Assaf Friedler, Dorit Friedler, Nathan W. Luedtke, Yitzhak Tor, Abraham Loyter, and Chaim Gilon



We have used the backbone cyclic proteinomimetics approach to develop peptides that functionally mimic the arginine-rich motif (ARM) of the HIV-1 Tat protein. This consensus sequence serves both as a nuclear localization signal (NLS) and as an RNA binding domain. Based on the NMR structure of Tat, we have designed and synthesized a backbone cyclic ARM mimetic peptide library. The peptides were screened for their ability to mediate nuclear import of the corresponding BSA conjugates in permeabilized cells. One peptide, designated "Tat11," displayed active NLS properties.
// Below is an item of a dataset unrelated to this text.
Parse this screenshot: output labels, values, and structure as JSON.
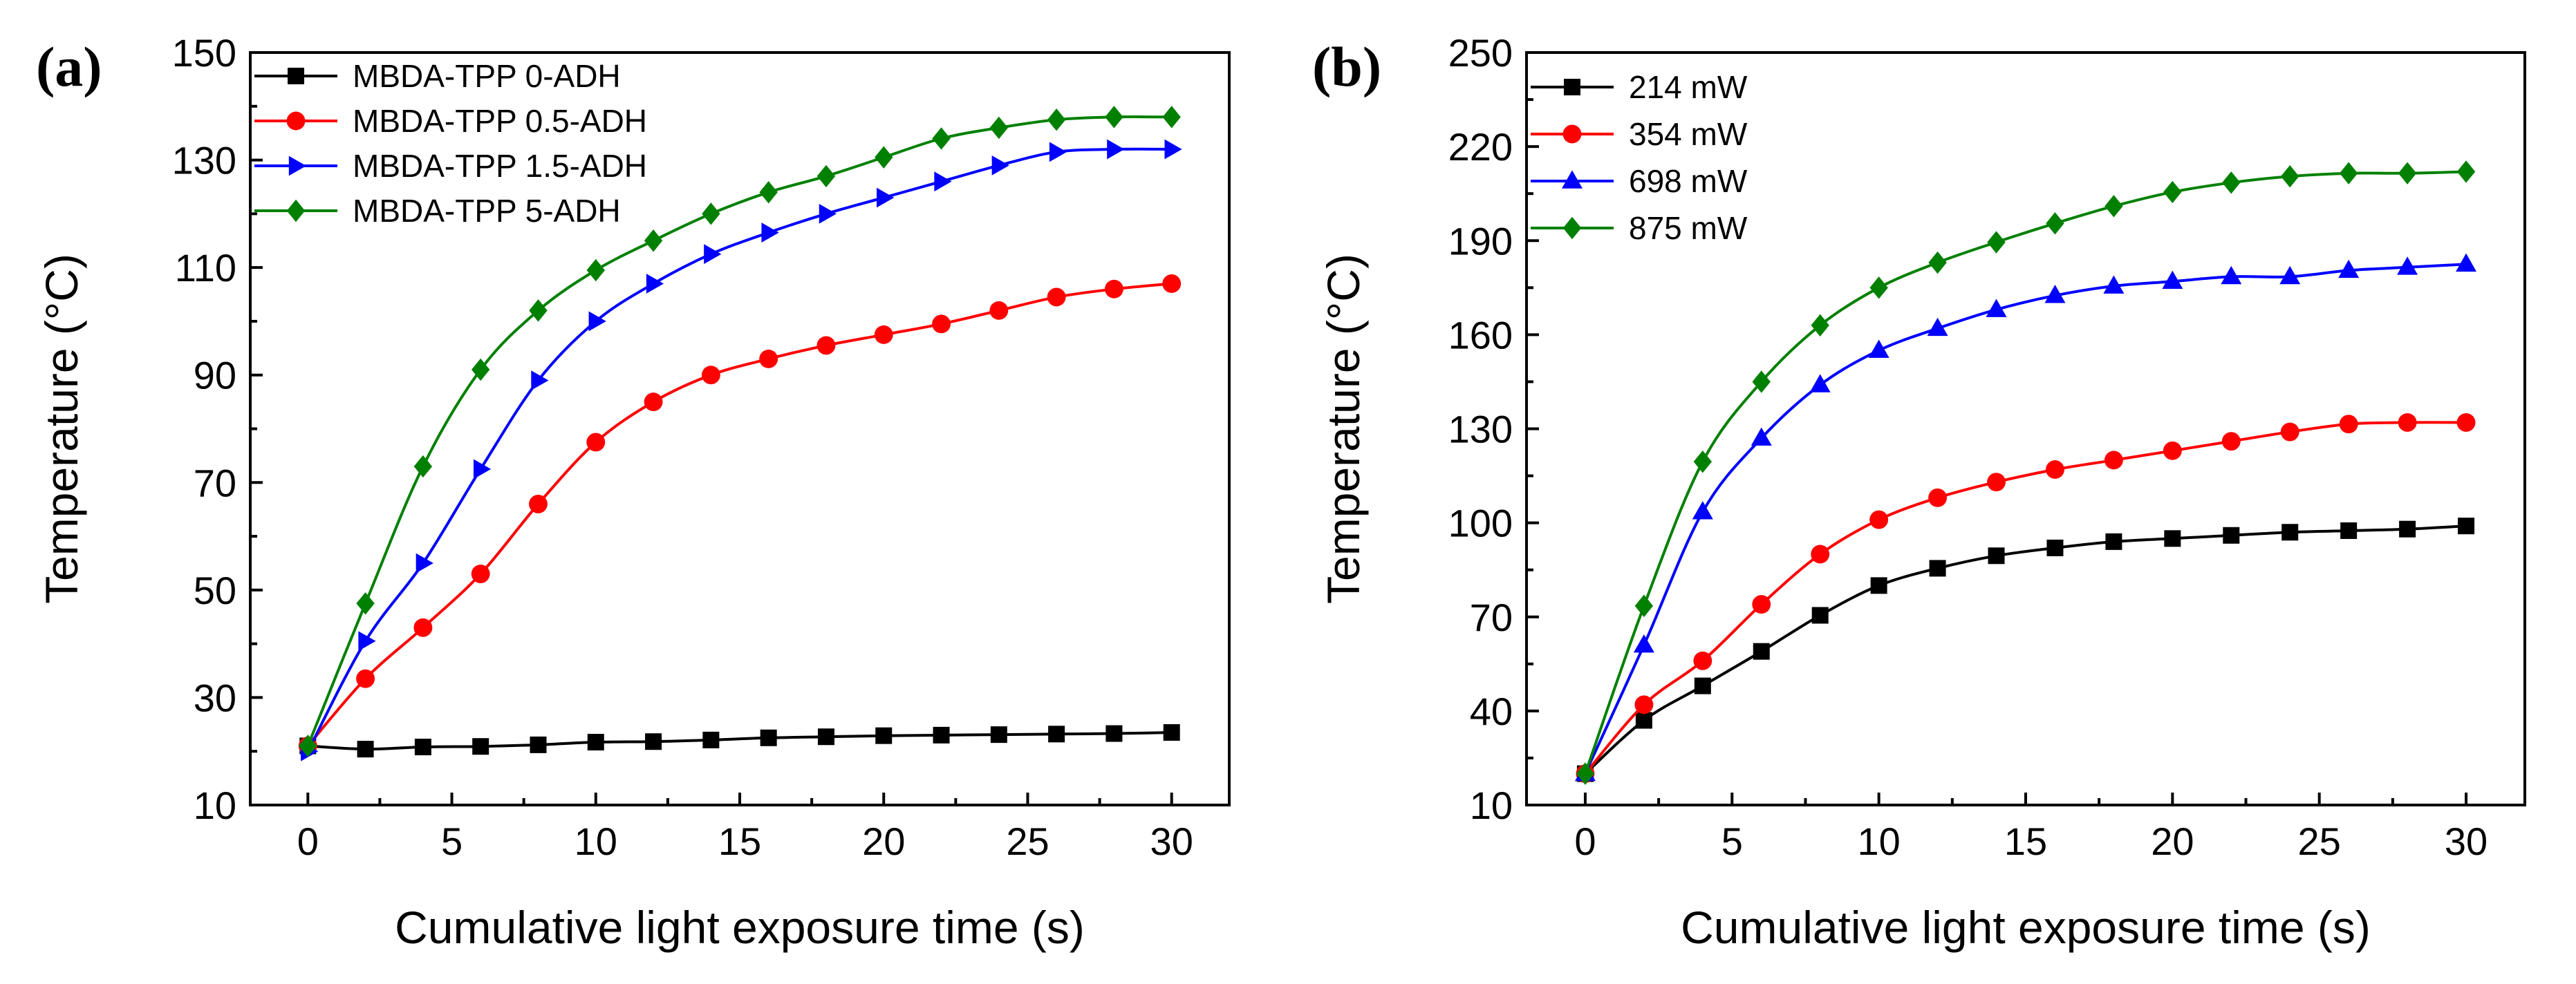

Nuclear import of Tat11-BSA was found to proceed by the same distinct pathway used by the Tat-NLS and not by the common importin alpha  pathway, which is used by the SV40-NLS. Most of the Tat-derived backbone cyclic peptides display selective inhibitory activity as demonstrated by the inhibition of the nuclear import mediated by the Tat-NLS and not by the SV40-NLS. The Tat-ARM-derived peptides, including Tat-11, also inhibited binding of the HIV-1 Rev-ARM to its corresponding RNA element (Rev response element) with inhibition constants of 5 nM. Here we have shown for the first time (a) a functional mimetic of a protein sequence, which activates a nuclear import receptor and (b) a mimetic of a protein sequence with a dual functionality. Tat11 is a lead compound which can potentially inhibit the HIV-1 life cycle by a dual mechanism: inhibition of nuclear import and of RNA binding.